Healthy You - Every Day

Savvy Caregiver Course

Preparing families for the unique and complex life of caring for a loved one


Confusion. Moodiness. Memory problems. Those were the day-to-day worries Angel Avery-Wright had to manage as her father’s caregiver. But after completing the “Savvy Caregiver Program,” sponsored by the Fleming Memory Center at Lehigh Valley Health Network, Avery-Wright feels more in control.

“I learned lots of new, useful information during the classes, and that my emotions relating to Dad’s dementia are normal,” Avery-Wright says.

Savvy Caregiver educates family and professional caregivers in basic knowledge, skills and attitudes needed to handle the challenges of caring effectively for a family member with Alzheimer’s disease or other forms of dementia including vascular dementia, the diagnosis of Avery-Wright’s father. This 12-hour course is delivered in two-hour sessions over a six-week period by elder life educator Wendy Scott.

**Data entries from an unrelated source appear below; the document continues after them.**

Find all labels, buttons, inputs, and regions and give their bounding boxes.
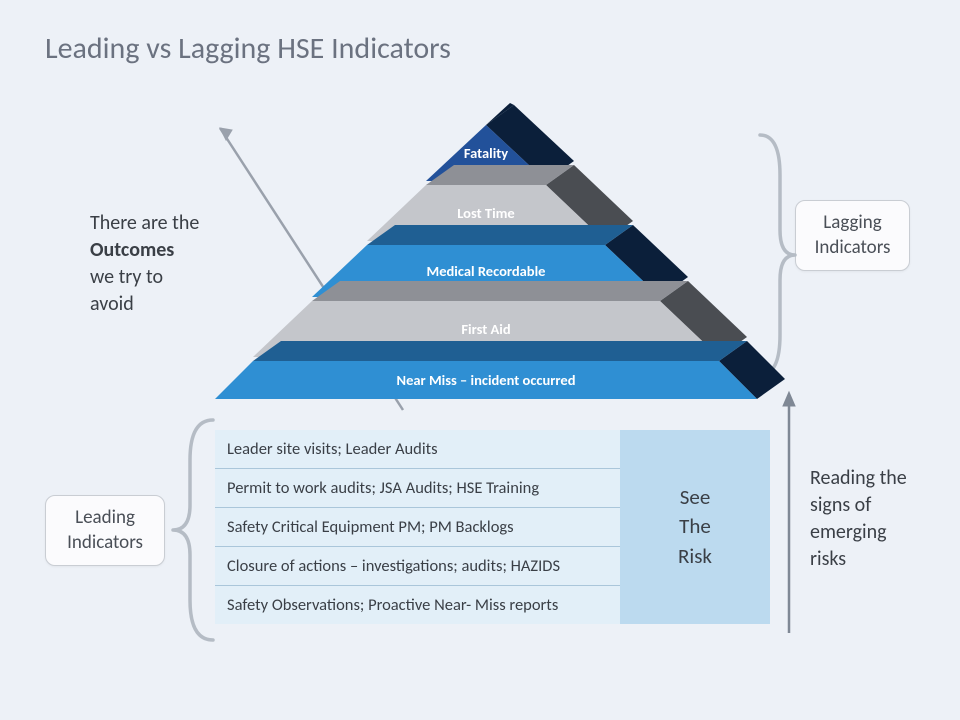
leading-brace-icon [165, 415, 220, 645]
see-the-risk-label: See The Risk [678, 483, 712, 571]
leading-list-row: Leader site visits; Leader Audits [215, 430, 620, 468]
emerging-text-3: emerging [810, 520, 887, 544]
lagging-callout: Lagging Indicators [795, 200, 910, 271]
outcomes-text-4: avoid [90, 292, 134, 316]
emerging-annotation: Reading the signs of emerging risks [810, 465, 950, 573]
emerging-text-1: Reading the [810, 466, 907, 490]
slide-stage: Leading vs Lagging HSE Indicators There … [0, 0, 960, 720]
lagging-callout-label: Lagging Indicators [815, 211, 891, 259]
leading-callout-label: Leading Indicators [67, 506, 143, 554]
leading-list-row: Permit to work audits; JSA Audits; HSE T… [215, 468, 620, 507]
emerging-arrow-icon [775, 388, 805, 638]
leading-list-row: Safety Critical Equipment PM; PM Backlog… [215, 507, 620, 546]
pyramid-layer: Near Miss – incident occurred [215, 361, 770, 423]
outcomes-text-3: we try to [90, 265, 163, 289]
leading-list-row: Closure of actions – investigations; aud… [215, 546, 620, 585]
see-the-risk-panel: See The Risk [620, 430, 770, 624]
outcomes-text-1: There are the [90, 211, 199, 235]
leading-list-row: Safety Observations; Proactive Near- Mis… [215, 585, 620, 624]
leading-list-block: Leader site visits; Leader AuditsPermit … [215, 430, 770, 624]
leading-list-rows: Leader site visits; Leader AuditsPermit … [215, 430, 620, 624]
pyramid-chart: FatalityLost TimeMedical RecordableFirst… [215, 95, 770, 430]
page-title: Leading vs Lagging HSE Indicators [45, 30, 451, 67]
leading-callout: Leading Indicators [45, 495, 165, 566]
emerging-text-2: signs of [810, 493, 871, 517]
emerging-text-4: risks [810, 547, 846, 571]
outcomes-text-bold: Outcomes [90, 238, 174, 262]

Declining into a world of dementia

The 49-year-old Bethlehem resident has been taking care of her 75-year-old father, a retired letter carrier, whose dementia emerged about two years ago. Five years before, Avery-Wright’s father suffered a hemorrhagic stroke. She has seen a decline in her dad’s behavior, from repeating stories to needing help taking his meds, showering and getting dressed. A prostate cancer diagnosis further complicates things.

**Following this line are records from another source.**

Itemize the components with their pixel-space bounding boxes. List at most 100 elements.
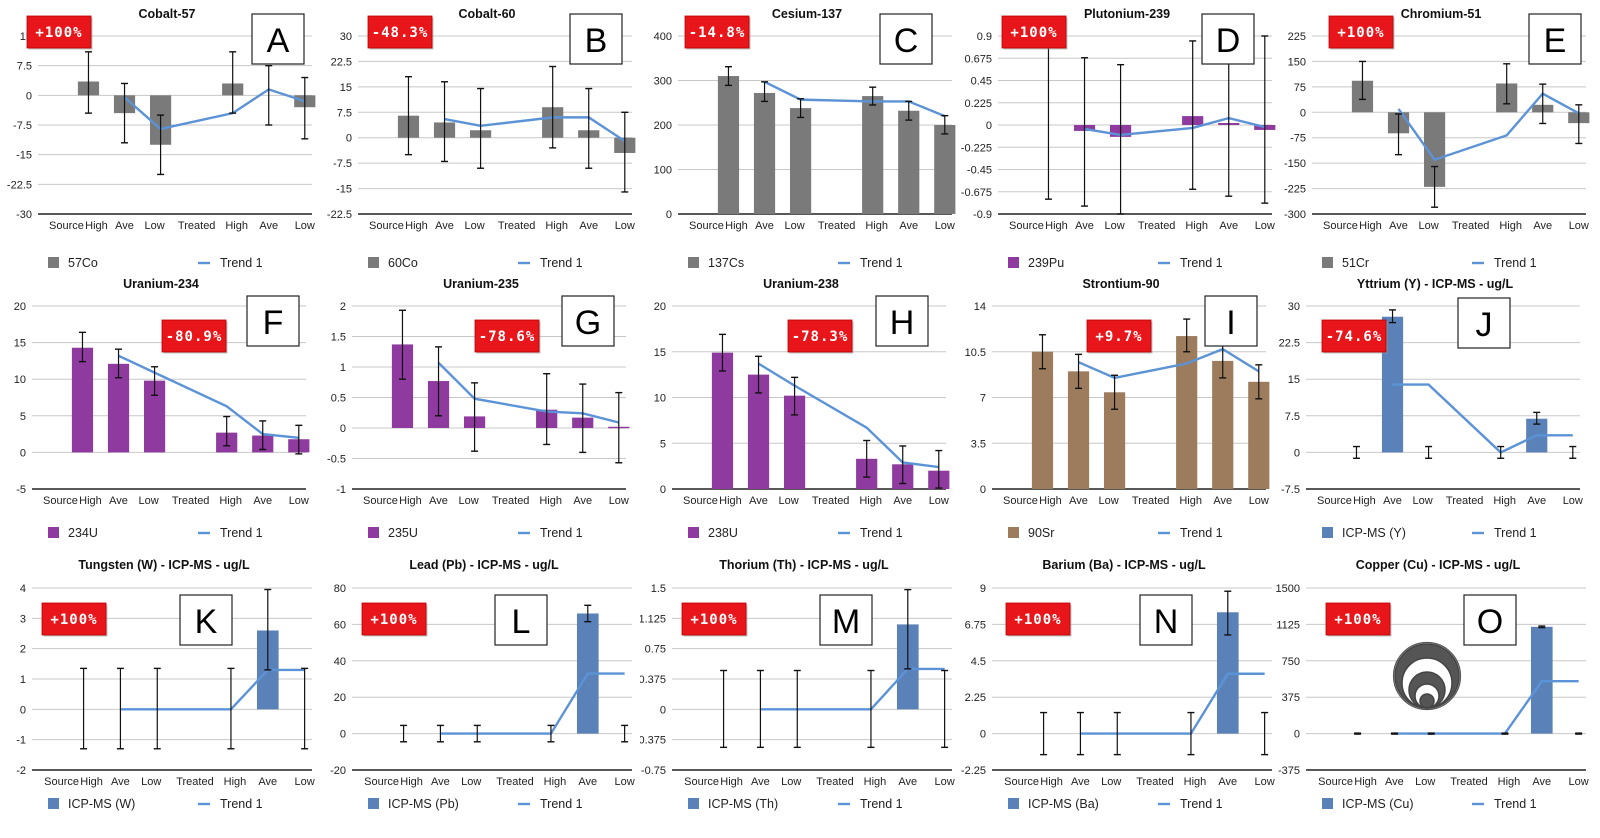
x-category-label: High — [1185, 220, 1208, 232]
y-tick-label: 4 — [20, 583, 26, 595]
legend-swatch — [1322, 798, 1333, 809]
chart-title: Copper (Cu) - ICP-MS - ug/L — [1356, 558, 1521, 572]
error-bar — [78, 331, 86, 363]
x-category-label: High — [539, 495, 562, 507]
x-category-label: Ave — [253, 495, 272, 507]
error-bar — [400, 724, 408, 743]
error-bar — [941, 669, 949, 749]
y-tick-label: 20 — [654, 301, 666, 313]
panel-letter-text: A — [267, 22, 290, 60]
panel-letter-text: B — [585, 22, 608, 60]
error-bar — [1575, 104, 1583, 145]
x-category-label: Ave — [258, 776, 277, 788]
error-bar — [720, 669, 728, 749]
error-bar — [867, 669, 875, 749]
x-category-label: High — [1493, 495, 1516, 507]
error-bar — [899, 445, 907, 485]
panel-letter-label: C — [879, 13, 933, 65]
percent-change-text: +100% — [35, 25, 82, 41]
error-bar — [793, 669, 801, 749]
legend-swatch — [688, 798, 699, 809]
chart-svg: Plutonium-239 0.9 0.675 0.45 0.225 0 -0.225 -0.… — [961, 7, 1276, 270]
y-tick-label: 0 — [986, 120, 992, 132]
x-category-label: High — [720, 776, 743, 788]
x-category-label: High — [225, 220, 248, 232]
legend-swatch — [368, 798, 379, 809]
x-category-label: Source — [1318, 776, 1353, 788]
legend-series-label: 137Cs — [708, 256, 744, 270]
trend-line — [1078, 347, 1260, 380]
y-tick-label: 400 — [654, 31, 672, 43]
bar — [753, 92, 776, 214]
legend-series-label: 90Sr — [1028, 526, 1054, 540]
y-tick-label: -2.25 — [961, 765, 986, 777]
x-category-label: High — [1045, 220, 1068, 232]
y-tick-label: 20 — [334, 692, 346, 704]
bar — [934, 125, 956, 214]
x-category-label: High — [400, 776, 423, 788]
y-tick-label: -0.675 — [961, 187, 992, 199]
y-tick-label: -300 — [1284, 209, 1306, 221]
x-category-label: Source — [44, 776, 79, 788]
x-category-label: Ave — [1075, 220, 1094, 232]
bar — [1031, 351, 1054, 489]
legend-swatch — [368, 527, 379, 538]
x-category-label: Low — [289, 495, 309, 507]
panel-letter-text: E — [1544, 22, 1567, 60]
y-tick-label: 15 — [14, 338, 26, 350]
y-tick-label: 1 — [20, 674, 26, 686]
percent-change-badge: -78.6% — [474, 319, 541, 354]
chart-panel-o: Copper (Cu) - ICP-MS - ug/L 1500 1125 750 37… — [1274, 545, 1594, 821]
x-category-label: High — [864, 776, 887, 788]
x-category-label: Treated — [176, 776, 214, 788]
y-tick-label: 3 — [20, 613, 26, 625]
error-bar — [904, 588, 912, 670]
x-category-label: High — [405, 220, 428, 232]
chart-title: Cobalt-57 — [139, 7, 196, 21]
trend-line — [757, 362, 939, 469]
y-tick-label: 0 — [660, 704, 666, 716]
error-bar — [1183, 318, 1191, 353]
y-tick-label: 150 — [1288, 56, 1306, 68]
y-tick-label: -0.225 — [961, 142, 992, 154]
y-tick-label: -0.5 — [327, 454, 346, 466]
bar — [71, 347, 94, 453]
error-bar — [157, 114, 165, 176]
y-tick-label: 2.25 — [965, 692, 986, 704]
error-bar — [223, 415, 231, 447]
chart-panel-l: Lead (Pb) - ICP-MS - ug/L 80 60 40 20 0 -20 Sou… — [320, 545, 640, 821]
legend-series-label: 235U — [388, 526, 418, 540]
chart-panel-f: Uranium-234 20 15 10 5 0 -5 Source High Ave Low Tre… — [0, 270, 320, 546]
x-category-label: Ave — [755, 220, 774, 232]
x-category-label: Low — [615, 776, 635, 788]
legend-swatch — [368, 257, 379, 268]
y-tick-label: 40 — [334, 656, 346, 668]
x-category-label: Ave — [749, 495, 768, 507]
percent-change-text: -78.3% — [792, 329, 849, 345]
y-tick-label: -1 — [16, 735, 26, 747]
error-bar — [115, 348, 123, 379]
panel-letter-text: G — [575, 304, 601, 342]
y-tick-label: 0.375 — [640, 674, 666, 686]
error-bar — [1081, 57, 1089, 207]
x-category-label: Low — [1104, 220, 1124, 232]
y-tick-label: 22.5 — [331, 56, 352, 68]
y-tick-label: 300 — [654, 76, 672, 88]
error-bar — [1431, 165, 1439, 208]
legend-series-label: 57Co — [68, 256, 98, 270]
y-tick-label: 0.9 — [977, 31, 992, 43]
y-tick-label: 0 — [340, 729, 346, 741]
panel-letter-label: D — [1201, 13, 1255, 65]
y-tick-label: 75 — [1294, 82, 1306, 94]
x-category-label: Low — [464, 220, 484, 232]
x-category-label: Ave — [1071, 776, 1090, 788]
x-category-label: Source — [684, 776, 719, 788]
error-bar — [301, 76, 309, 140]
y-tick-label: 20 — [14, 301, 26, 313]
panel-letter-label: L — [494, 594, 548, 646]
chart-title: Uranium-234 — [123, 277, 199, 291]
y-tick-label: 22.5 — [1279, 338, 1300, 350]
y-tick-label: 7.5 — [337, 107, 352, 119]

“Every other week there’s another issue,” says Avery-Wright. “People don’t understand this disease unless they’ve been through it.”

Family caregiving and support

Though Avery-Wright’s mother tries to take care of her husband, failing vision, coupled with the need for a hip replacement and other infirmities limit her ability. She has accompanied Avery-Wright to support groups that formed from the program. They provide a safe place to talk, she says. Avery-Wright’s goal is for her parents to move in with her.

“I’ve become more accepting of Dad’s behaviors since attending the Savvy Caregiver, and learned it’s OK to get frustrated,” Wright says. “I don’t know what I would do without the program or Wendy.”